• sabato , 23 Novembre 2024

L’eurospariglio di Monti

Considerazioni sul vertice di Strasburgo. L’Italia cambia gli assetti, ma senza risanamento non funziona nulla.
Ieri a Strasburgo, il nuovo trio italofrancotedesco ha dato una mano di nuovo all’agenda europea. Non risolutiva. Ma c’è qualcosa di diverso nel motore che magari riesce ad aiutare.
La Merkel ha convinto i suoi due sodali che serve una Unione fiscale, cioè un approfondimento dell’integrazione legata alla moneta unica, con sanzioni automatiche per chi sgarra.

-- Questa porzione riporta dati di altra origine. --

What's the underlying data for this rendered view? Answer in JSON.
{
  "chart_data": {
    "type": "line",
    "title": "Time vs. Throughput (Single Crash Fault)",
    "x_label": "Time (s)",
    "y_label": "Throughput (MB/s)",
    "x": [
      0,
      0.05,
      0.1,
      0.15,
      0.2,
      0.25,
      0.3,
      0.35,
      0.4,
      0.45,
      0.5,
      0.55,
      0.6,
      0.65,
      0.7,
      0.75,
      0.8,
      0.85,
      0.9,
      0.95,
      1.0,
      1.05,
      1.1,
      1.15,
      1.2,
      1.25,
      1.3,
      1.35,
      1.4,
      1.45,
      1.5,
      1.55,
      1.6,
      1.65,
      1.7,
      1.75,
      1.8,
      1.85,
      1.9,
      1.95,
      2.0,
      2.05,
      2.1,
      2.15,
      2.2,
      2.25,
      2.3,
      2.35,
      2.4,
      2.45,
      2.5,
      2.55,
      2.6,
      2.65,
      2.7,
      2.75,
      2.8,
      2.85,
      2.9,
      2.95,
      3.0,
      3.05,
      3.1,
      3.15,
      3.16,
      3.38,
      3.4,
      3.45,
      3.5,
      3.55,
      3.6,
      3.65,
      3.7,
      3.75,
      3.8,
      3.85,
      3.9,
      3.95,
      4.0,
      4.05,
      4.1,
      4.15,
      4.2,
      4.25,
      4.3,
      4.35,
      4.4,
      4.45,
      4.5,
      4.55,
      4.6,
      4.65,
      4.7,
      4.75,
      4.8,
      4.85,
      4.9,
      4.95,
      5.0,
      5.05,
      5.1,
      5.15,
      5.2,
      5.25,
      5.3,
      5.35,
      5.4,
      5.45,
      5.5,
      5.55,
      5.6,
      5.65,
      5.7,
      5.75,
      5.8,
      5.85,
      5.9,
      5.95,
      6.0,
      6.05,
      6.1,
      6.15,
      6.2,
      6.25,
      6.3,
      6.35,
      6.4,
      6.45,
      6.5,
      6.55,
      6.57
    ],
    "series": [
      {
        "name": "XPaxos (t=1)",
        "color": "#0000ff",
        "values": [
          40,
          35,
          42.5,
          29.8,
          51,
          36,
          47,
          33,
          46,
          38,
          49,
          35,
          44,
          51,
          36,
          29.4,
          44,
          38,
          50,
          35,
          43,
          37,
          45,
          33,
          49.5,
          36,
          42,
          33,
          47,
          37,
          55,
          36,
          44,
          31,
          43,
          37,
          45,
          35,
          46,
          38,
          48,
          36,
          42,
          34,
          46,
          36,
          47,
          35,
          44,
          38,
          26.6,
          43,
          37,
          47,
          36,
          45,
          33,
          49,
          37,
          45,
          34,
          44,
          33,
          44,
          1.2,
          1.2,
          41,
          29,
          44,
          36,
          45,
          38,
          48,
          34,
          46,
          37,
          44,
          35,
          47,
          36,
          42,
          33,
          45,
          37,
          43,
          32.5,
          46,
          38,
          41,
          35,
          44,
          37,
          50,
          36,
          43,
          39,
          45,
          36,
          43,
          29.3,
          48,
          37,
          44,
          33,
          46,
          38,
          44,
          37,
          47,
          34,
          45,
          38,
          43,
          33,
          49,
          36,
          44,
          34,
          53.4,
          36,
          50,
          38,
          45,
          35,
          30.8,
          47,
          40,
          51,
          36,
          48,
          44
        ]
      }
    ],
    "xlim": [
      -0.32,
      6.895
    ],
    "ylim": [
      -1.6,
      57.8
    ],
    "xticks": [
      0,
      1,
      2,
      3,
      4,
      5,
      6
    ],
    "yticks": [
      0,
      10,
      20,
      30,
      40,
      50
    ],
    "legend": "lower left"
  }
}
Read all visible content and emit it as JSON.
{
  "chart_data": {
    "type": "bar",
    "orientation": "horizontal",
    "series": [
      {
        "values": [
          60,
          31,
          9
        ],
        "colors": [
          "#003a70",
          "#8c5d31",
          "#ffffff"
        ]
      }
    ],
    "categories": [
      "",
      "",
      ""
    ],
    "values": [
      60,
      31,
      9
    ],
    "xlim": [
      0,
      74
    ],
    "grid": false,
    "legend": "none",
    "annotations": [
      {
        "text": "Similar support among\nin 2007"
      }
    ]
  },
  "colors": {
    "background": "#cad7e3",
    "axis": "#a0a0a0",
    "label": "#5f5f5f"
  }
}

I tre si sono accordati sull’esigenza di presentare una proposta in materia al vertice Ue dell’8-9 dicembre.
La Germania sottolinea che questo non vuol dire che la Bce debba intervenire a comando per comprare titoli di stato come vorrebbero i mercati (e la Francia). I mercato sono rimasti delusi, ma sbagliavano a illudersi.
La Francia ha ottenuto che Berlino non opporrà veto agli interventi della Bce anche se lei si impegna a non chiederli. Mario Draghi sarà contento della confermata indipendenza.
Resta il “no” tedesco ai necessari eurobond. Ma è per oggi non per dopodomani.
Risultati?
Tutto questo andrebbe bene se non ci fosse tempesta sui mercati. Nessuna di queste misure contribuisce infatti a mettere fuori gioco la speculazione. Oltretutto l’ipotesi di riaprire i Trattati costringere a ritirare in ballo la consumata minaccia del vaso di Pandora. Nelle attuali condizioni, è il classico caso in cui si sa soltanto dove si comincia. I risultati e i tempi sono incerti.
La risposta immediata alla crisi è la combinazione fra risanamento severo (in Italia, Francia, Iberici, Grecia e anche in Belgio e Germania!) e l’adozione rapida – e il pieno rispetto – di tutte le regole che l’Ue ha già disegnato (sono un ottimo inizio). Nessun piano futuro dai contorni incerti potrà sostituire questi due elementi.
L’Italia di Monti ha un’apertura di credito formidabile. Ora deve meritarsela facendo subito e bene i compiti a casa. Le conviene per due motivi: può salvare l’economia e può restare a testa alta in quello che in altri tempi sarebbe stato chiamato un direttorio a tre.
E’ una circostanza cruciale che conviene anche all’Europa. Finché Sarkò e Angela lavoravano a due, non c’era possibilità di minoranza. Il dissidio diveniva scontro. Con tre persone al tavolo, esiste la possibilità di finire due a uno, come è successo ieri sulla richiesta francese di interventi della Bce. Monti e Merkel hanno messo in minoranza il francese e chiuso il caso. Roma è l’elemento che spariglia.
Nel suo piccolo, un buon segno. Tutti d’accordo che serve più Europa. Che occorrono nuovi strumenti. Se solo servisse a cambiare passo, potremmo anche sperare di farcela.